Can I invest in mineral rights under my property?

Mineral rights are a topic that should be discussed if you’re looking to purchase land. You may be interested in making money with the minerals, oils, and gases that land might contain, whether you are looking to buy land yourself or look for land for sale.

The mineral resources under your property could even be more valuable than the land. Individuals who want to purchase land can face legal issues if they have mineral rights.


Mineral rights are the right to own the natural resources on a property. The property owner can decide what, how and when the minerals are extracted.

Many property owners cannot extract the resources and may lease or sell the rights to others.

What minerals are included in this list?

Minerals include coal, ores and metals, as well as oil and gas.

But how is that legal?

Minerals can be found below the surface. The property owner may retain all rights on the surface, but someone else can have the rights to the minerals below.

There are many options available to the property owner for transferring ownership of minerals on their property. They have the option to sell or lease the ownership of minerals in one layer or in specific areas or individual minerals.

The owner can lease or sell the rights to all land on the property that has a coal seam if the property is in a taxable area. The rights to non-coal minerals would also be included.

They may also be able to sell or lease rights to only that particular area of coal, or to give the right to a portion of the coal seam to third parties.

Do you need to sell or rent?

There are two options available for transferring mineral rights to another party: selling them or leasing them.

You receive a lump sum when you sell your rights. All profits go to the new owners. The new owner has full control over how the minerals are extracted. In many cases, mineral rights outweigh all other rights.

This is a problem for those looking to buy hunting land, or who want to preserve any wildlife or forests on the land.

Selling rights can still be profitable if the contracts are written correctly. Selling rights can be more lucrative than leasing them. Future payouts are also guaranteed.

Lease mineral rights are agreements that allow a company to extract minerals and then sell them, while you keep ownership.

To come on your property to test for minerals, the company will pay an initial lease price. They will also be paid royalties if they extract the resource. This allows them to make more profit over time than if they extract all at once.

Before signing

Before you sign away your mineral rights, it is important to do thorough research and plan.

The company will need access to the minerals on your land if the extraction has to take place on-site. Although this can be done in a minimally invasive manner, it could cause damage to wildlife or contaminate the environment. Before signing, ensure that all details regarding access, cleanup, and remediation are in writing.

In cases where the surface is disturbed, an archeological survey will take place to determine if any culturally significant items could be destroyed. The extraction permits may be refused if this happens.

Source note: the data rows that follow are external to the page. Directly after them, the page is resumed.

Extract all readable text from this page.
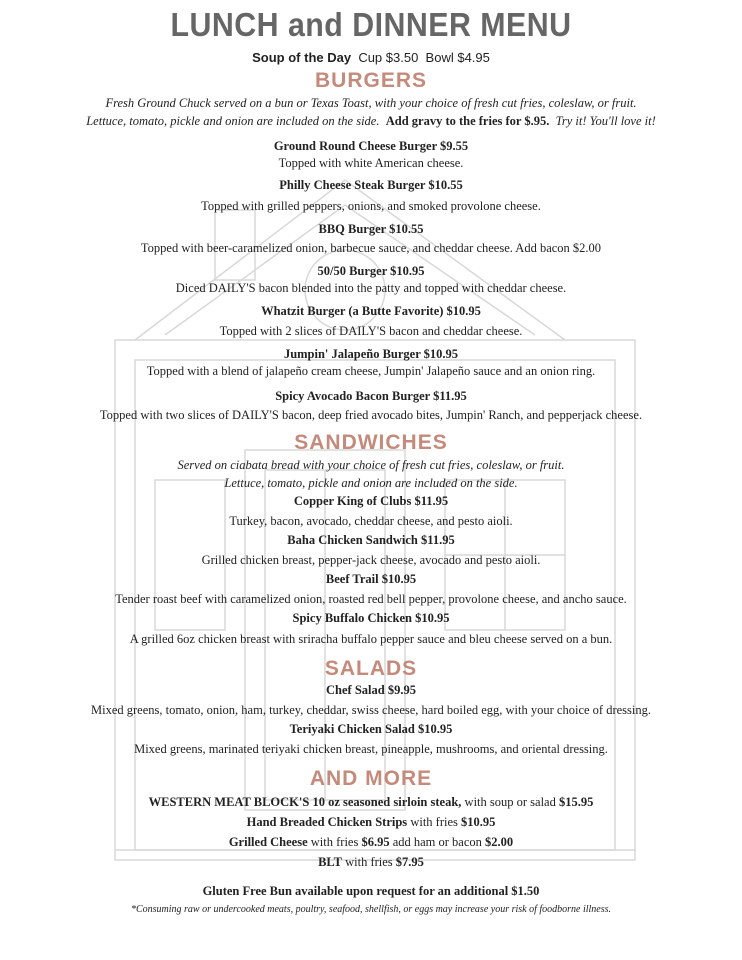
LUNCH and DINNER MENU
Soup of the Day Cup $3.50 Bowl $4.95
BURGERS
Fresh Ground Chuck served on a bun or Texas Toast, with your choice of fresh cut fries, coleslaw, or fruit.
Lettuce, tomato, pickle and onion are included on the side. Add gravy to the fries for $.95. Try it! You'll love it!
Ground Round Cheese Burger $9.55
Topped with white American cheese.
Philly Cheese Steak Burger $10.55
Topped with grilled peppers, onions, and smoked provolone cheese.
BBQ Burger $10.55
Topped with beer-caramelized onion, barbecue sauce, and cheddar cheese. Add bacon $2.00
50/50 Burger $10.95
Diced DAILY'S bacon blended into the patty and topped with cheddar cheese.
Whatzit Burger (a Butte Favorite) $10.95
Topped with 2 slices of DAILY'S bacon and cheddar cheese.
Jumpin' Jalapeño Burger $10.95
Topped with a blend of jalapeño cream cheese, Jumpin' Jalapeño sauce and an onion ring.
Spicy Avocado Bacon Burger $11.95
Topped with two slices of DAILY'S bacon, deep fried avocado bites, Jumpin' Ranch, and pepperjack cheese.
SANDWICHES
Served on ciabata bread with your choice of fresh cut fries, coleslaw, or fruit.
Lettuce, tomato, pickle and onion are included on the side.
Copper King of Clubs $11.95
Turkey, bacon, avocado, cheddar cheese, and pesto aioli.
Baha Chicken Sandwich $11.95
Grilled chicken breast, pepper-jack cheese, avocado and pesto aioli.
Beef Trail $10.95
Tender roast beef with caramelized onion, roasted red bell pepper, provolone cheese, and ancho sauce.
Spicy Buffalo Chicken $10.95
A grilled 6oz chicken breast with sriracha buffalo pepper sauce and bleu cheese served on a bun.
SALADS
Chef Salad $9.95
Mixed greens, tomato, onion, ham, turkey, cheddar, swiss cheese, hard boiled egg, with your choice of dressing.
Teriyaki Chicken Salad $10.95
Mixed greens, marinated teriyaki chicken breast, pineapple, mushrooms, and oriental dressing.
AND MORE
WESTERN MEAT BLOCK'S 10 oz seasoned sirloin steak, with soup or salad $15.95
Hand Breaded Chicken Strips with fries $10.95
Grilled Cheese with fries $6.95 add ham or bacon $2.00
BLT with fries $7.95
Gluten Free Bun available upon request for an additional $1.50
*Consuming raw or undercooked meats, poultry, seafood, shellfish, or eggs may increase your risk of foodborne illness.
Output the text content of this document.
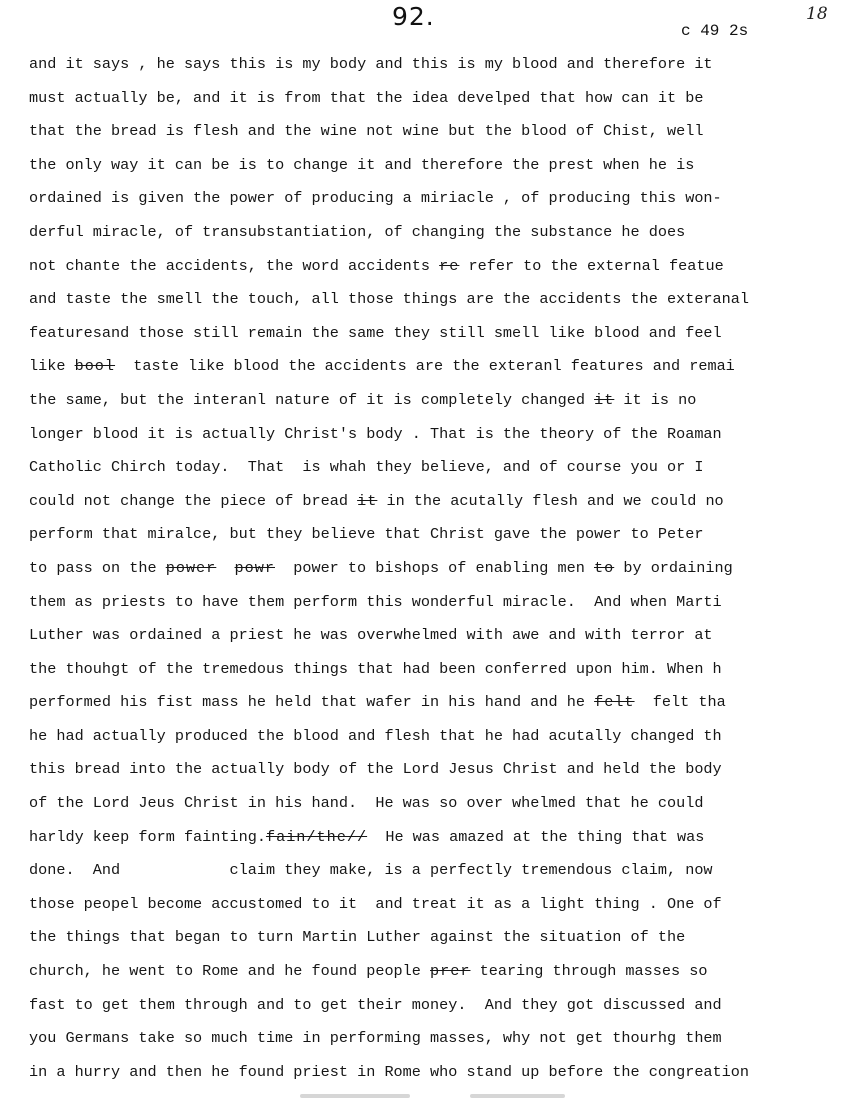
92.	c 49 2s
18
and it says , he says this is my body and this is my blood and therefore it
must actually be, and it is from that the idea develped that how can it be
that the bread is flesh and the wine not wine but the blood of Chist, well
the only way it can be is to change it and therefore the prest when he is
ordained is given the power of producing a miriacle , of producing this won-
derful miracle, of transubstantiation, of changing the substance he does
not chante the accidents, the word accidents re refer to the external featue
and taste the smell the touch, all those things are the accidents the exteranal
featuresand those still remain the same they still smell like blood and feel
like bool  taste like blood the accidents are the exteranl features and remai
the same, but the interanl nature of it is completely changed it it is no
longer blood it is actually Christ's body . That is the theory of the Roaman
Catholic Chirch today.  That  is whah they believe, and of course you or I
could not change the piece of bread it in the acutally flesh and we could no
perform that miralce, but they believe that Christ gave the power to Peter
to pass on the power powr  power to bishops of enabling men to by ordaining
them as priests to have them perform this wonderful miracle.  And when Marti
Luther was ordained a priest he was overwhelmed with awe and with terror at
the thouhgt of the tremedous things that had been conferred upon him. When h
performed his fist mass he held that wafer in his hand and he felt  felt tha
he had actually produced the blood and flesh that he had acutally changed th
this bread into the actually body of the Lord Jesus Christ and held the body
of the Lord Jeus Christ in his hand.  He was so over whelmed that he could
harldy keep form fainting.fain/the//  He was amazed at the thing that was
done.  And            claim they make, is a perfectly tremendous claim, now
those peopel become accustomed to it  and treat it as a light thing . One of
the things that began to turn Martin Luther against the situation of the
church, he went to Rome and he found people prer tearing through masses so
fast to get them through and to get their money.  And they got discussed and
you Germans take so much time in performing masses, why not get thourhg them
in a hurry and then he found priest in Rome who stand up before the congreation
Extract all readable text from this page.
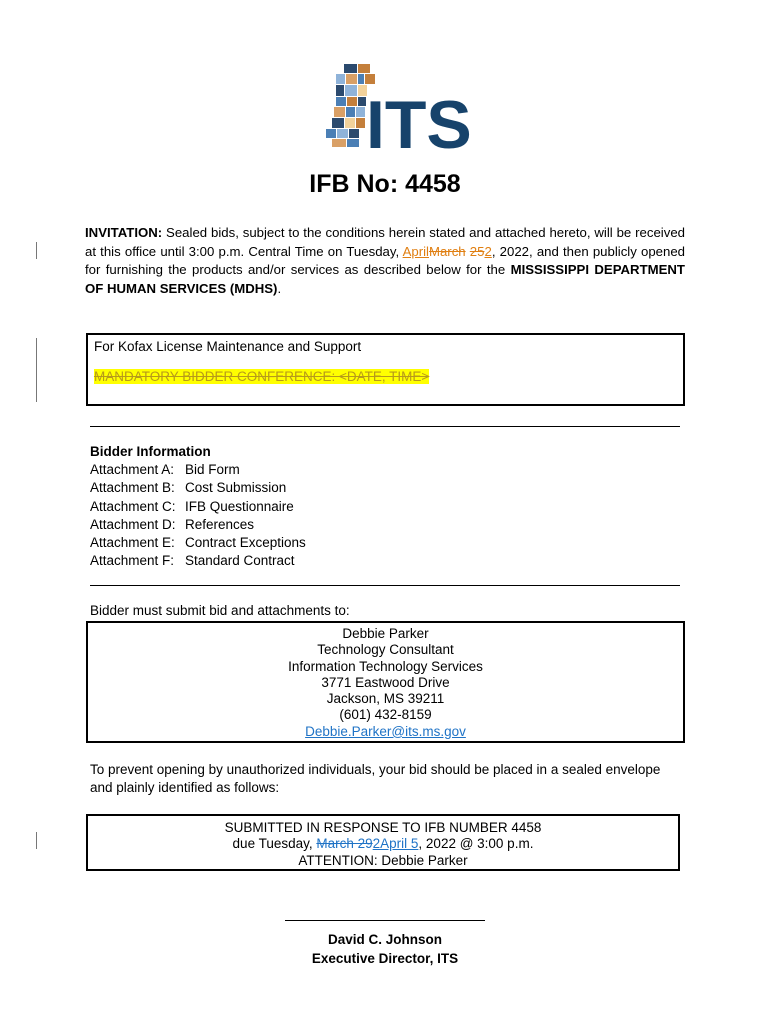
ITS
IFB No: 4458
INVITATION: Sealed bids, subject to the conditions herein stated and attached hereto, will be received at this office until 3:00 p.m. Central Time on Tuesday, AprilMarch 252, 2022, and then publicly opened for furnishing the products and/or services as described below for the MISSISSIPPI DEPARTMENT OF HUMAN SERVICES (MDHS).
For Kofax License Maintenance and Support
MANDATORY BIDDER CONFERENCE: <DATE, TIME>
Bidder Information
Attachment A: Bid Form
Attachment B: Cost Submission
Attachment C: IFB Questionnaire
Attachment D: References
Attachment E: Contract Exceptions
Attachment F: Standard Contract
Bidder must submit bid and attachments to:
Debbie Parker
Technology Consultant
Information Technology Services
3771 Eastwood Drive
Jackson, MS 39211
(601) 432-8159
Debbie.Parker@its.ms.gov
To prevent opening by unauthorized individuals, your bid should be placed in a sealed envelope and plainly identified as follows:
SUBMITTED IN RESPONSE TO IFB NUMBER 4458
due Tuesday, March 292April 5, 2022 @ 3:00 p.m.
ATTENTION: Debbie Parker
David C. Johnson
Executive Director, ITS
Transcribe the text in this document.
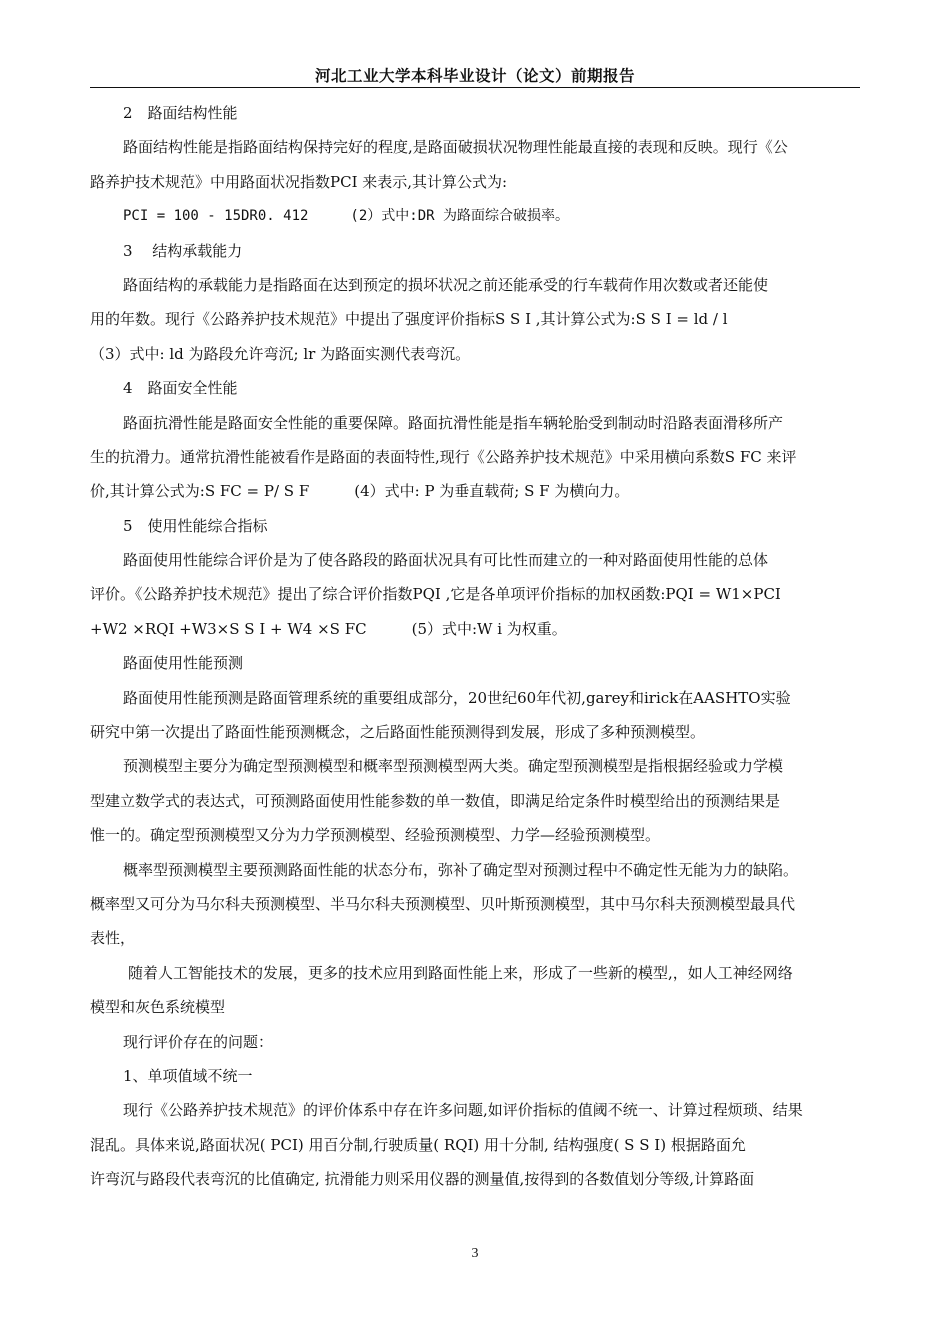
河北工业大学本科毕业设计（论文）前期报告
2　路面结构性能
路面结构性能是指路面结构保持完好的程度,是路面破损状况物理性能最直接的表现和反映。现行《公
路养护技术规范》中用路面状况指数PCI 来表示,其计算公式为:
PCI = 100 - 15DR0. 412　　　(2）式中:DR 为路面综合破损率。
3　 结构承载能力
路面结构的承载能力是指路面在达到预定的损坏状况之前还能承受的行车载荷作用次数或者还能使
用的年数。现行《公路养护技术规范》中提出了强度评价指标S S I ,其计算公式为:S S I = ld / l
（3）式中: ld 为路段允许弯沉; lr 为路面实测代表弯沉。
4　路面安全性能
路面抗滑性能是路面安全性能的重要保障。路面抗滑性能是指车辆轮胎受到制动时沿路表面滑移所产
生的抗滑力。通常抗滑性能被看作是路面的表面特性,现行《公路养护技术规范》中采用横向系数S FC 来评
价,其计算公式为:S FC = P/ S F　　　(4）式中: P 为垂直载荷; S F 为横向力。
5　使用性能综合指标
路面使用性能综合评价是为了使各路段的路面状况具有可比性而建立的一种对路面使用性能的总体
评价。《公路养护技术规范》提出了综合评价指数PQI ,它是各单项评价指标的加权函数:PQI = W1×PCI
+W2 ×RQI +W3×S S I + W4 ×S FC　　　(5）式中:W i 为权重。
路面使用性能预测
路面使用性能预测是路面管理系统的重要组成部分，20世纪60年代初,garey和irick在AASHTO实验
研究中第一次提出了路面性能预测概念，之后路面性能预测得到发展，形成了多种预测模型。
预测模型主要分为确定型预测模型和概率型预测模型两大类。确定型预测模型是指根据经验或力学模
型建立数学式的表达式，可预测路面使用性能参数的单一数值，即满足给定条件时模型给出的预测结果是
惟一的。确定型预测模型又分为力学预测模型、经验预测模型、力学—经验预测模型。
概率型预测模型主要预测路面性能的状态分布，弥补了确定型对预测过程中不确定性无能为力的缺陷。
概率型又可分为马尔科夫预测模型、半马尔科夫预测模型、贝叶斯预测模型，其中马尔科夫预测模型最具代
表性，
随着人工智能技术的发展，更多的技术应用到路面性能上来，形成了一些新的模型,，如人工神经网络
模型和灰色系统模型
现行评价存在的问题：
1、单项值域不统一
现行《公路养护技术规范》的评价体系中存在许多问题,如评价指标的值阈不统一、计算过程烦琐、结果
混乱。具体来说,路面状况( PCI) 用百分制,行驶质量( RQI) 用十分制, 结构强度( S S I) 根据路面允
许弯沉与路段代表弯沉的比值确定, 抗滑能力则采用仪器的测量值,按得到的各数值划分等级,计算路面
3
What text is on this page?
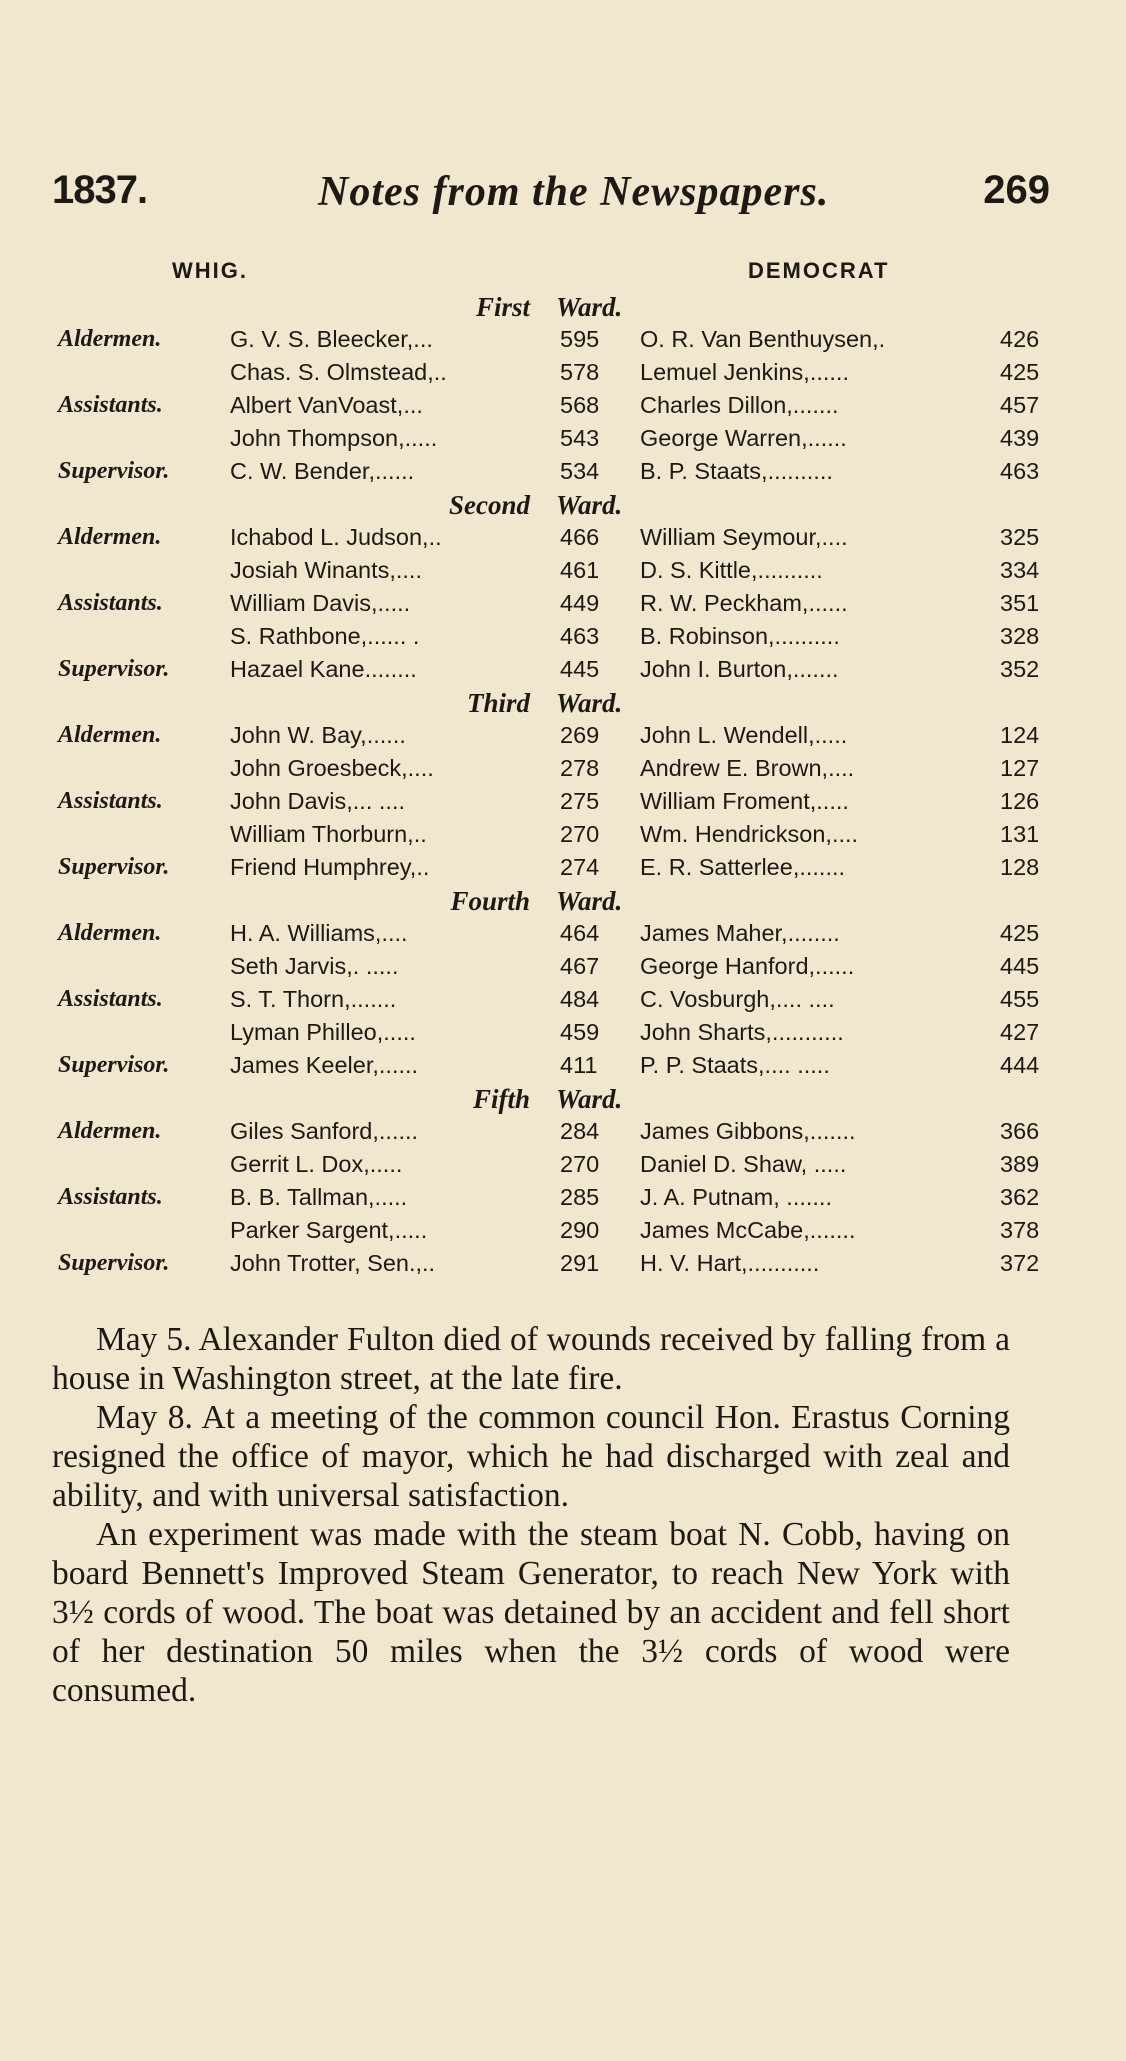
1837.	Notes from the Newspapers.	269
WHIG.	DEMOCRAT
First Ward.
Aldermen.	G. V. S. Bleecker,...	595 O. R. Van Benthuysen,.	426
Chas. S. Olmstead,..	578 Lemuel Jenkins,......	425
Assistants.	Albert VanVoast,...	568 Charles Dillon,.......	457
John Thompson,.....	543 George Warren,......	439
Supervisor.	C. W. Bender,......	534 B. P. Staats,..........	463
Second Ward.
Aldermen.	Ichabod L. Judson,..	466 William Seymour,....	325
Josiah Winants,....	461 D. S. Kittle,..........	334
Assistants.	William Davis,.....	449 R. W. Peckham,......	351
S. Rathbone,...... .	463 B. Robinson,..........	328
Supervisor.	Hazael Kane........	445 John I. Burton,.......	352
Third Ward.
Aldermen.	John W. Bay,......	269 John L. Wendell,.....	124
John Groesbeck,....	278 Andrew E. Brown,....	127
Assistants.	John Davis,... ....	275 William Froment,.....	126
William Thorburn,..	270 Wm. Hendrickson,....	131
Supervisor.	Friend Humphrey,..	274 E. R. Satterlee,.......	128
Fourth Ward.
Aldermen.	H. A. Williams,....	464 James Maher,........	425
Seth Jarvis,. .....	467 George Hanford,......	445
Assistants.	S. T. Thorn,.......	484 C. Vosburgh,.... ....	455
Lyman Philleo,.....	459 John Sharts,...........	427
Supervisor.	James Keeler,......	411 P. P. Staats,.... .....	444
Fifth Ward.
Aldermen.	Giles Sanford,......	284 James Gibbons,.......	366
Gerrit L. Dox,.....	270 Daniel D. Shaw, .....	389
Assistants.	B. B. Tallman,.....	285 J. A. Putnam, .......	362
Parker Sargent,.....	290 James McCabe,.......	378
Supervisor.	John Trotter, Sen.,..	291 H. V. Hart,...........	372

May 5. Alexander Fulton died of wounds received by falling from a house in Washington street, at the late fire.

May 8. At a meeting of the common council Hon. Erastus Corning resigned the office of mayor, which he had discharged with zeal and ability, and with universal satisfaction.

An experiment was made with the steam boat N. Cobb, having on board Bennett's Improved Steam Generator, to reach New York with 3½ cords of wood. The boat was detained by an accident and fell short of her destination 50 miles when the 3½ cords of wood were consumed.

When extracting minerals, there are many other factors to consider. The ground can sink, soil and water can be contaminated and gases may seep from the ground. Before signing any contract, consider the environmental implications.

A company can buy mineral rights and not extract them for many years. A company may buy mineral rights without extracting them. It is not uncommon for this to happen. This is a key point to remember when looking at property.

Get a lawyer

Selling mineral rights can be a complex and high-stakes business. To ensure that you get a fair deal, have a lawyer review any contracts. It can be difficult to understand the laws in different states.

The details of mineral rights contracts are complex and have many details that the average person wouldn’t look for. Many people don’t know what remediation is required after extraction or how to negotiate access to the surface.

Although the fees of a lawyer can be expensive, they should be considered in light of future profits.

Who is the beneficiary of mineral rights?

Mineral rights leases or sales would typically not be of benefit to small property owners.

A small-scale landowner may still be able to sell or lease rights to oil and natural gases since these can be extracted up to three miles from the well. For a small amount of land, this may not be worthwhile.

Selling or leasing mineral rights could be an option if you own a larger property, or are interested in buying hunting land. The chances of finding valuable resources are higher when you have larger units. Because there is more space between your extraction site and you, the impact of extraction can also be lower.

Leasing hunting land can be especially advantageous as the owners may not be able to live there. The extraction can scare off wildlife so it is best not to lease hunting land.

Although selling or leasing mineral rights can prove to be very beneficial for landowners, it’s something property hunters should seriously consider before purchasing land.

You should research the legalities of extraction and reputable lawyers to ensure you make the best decision for your investment and land.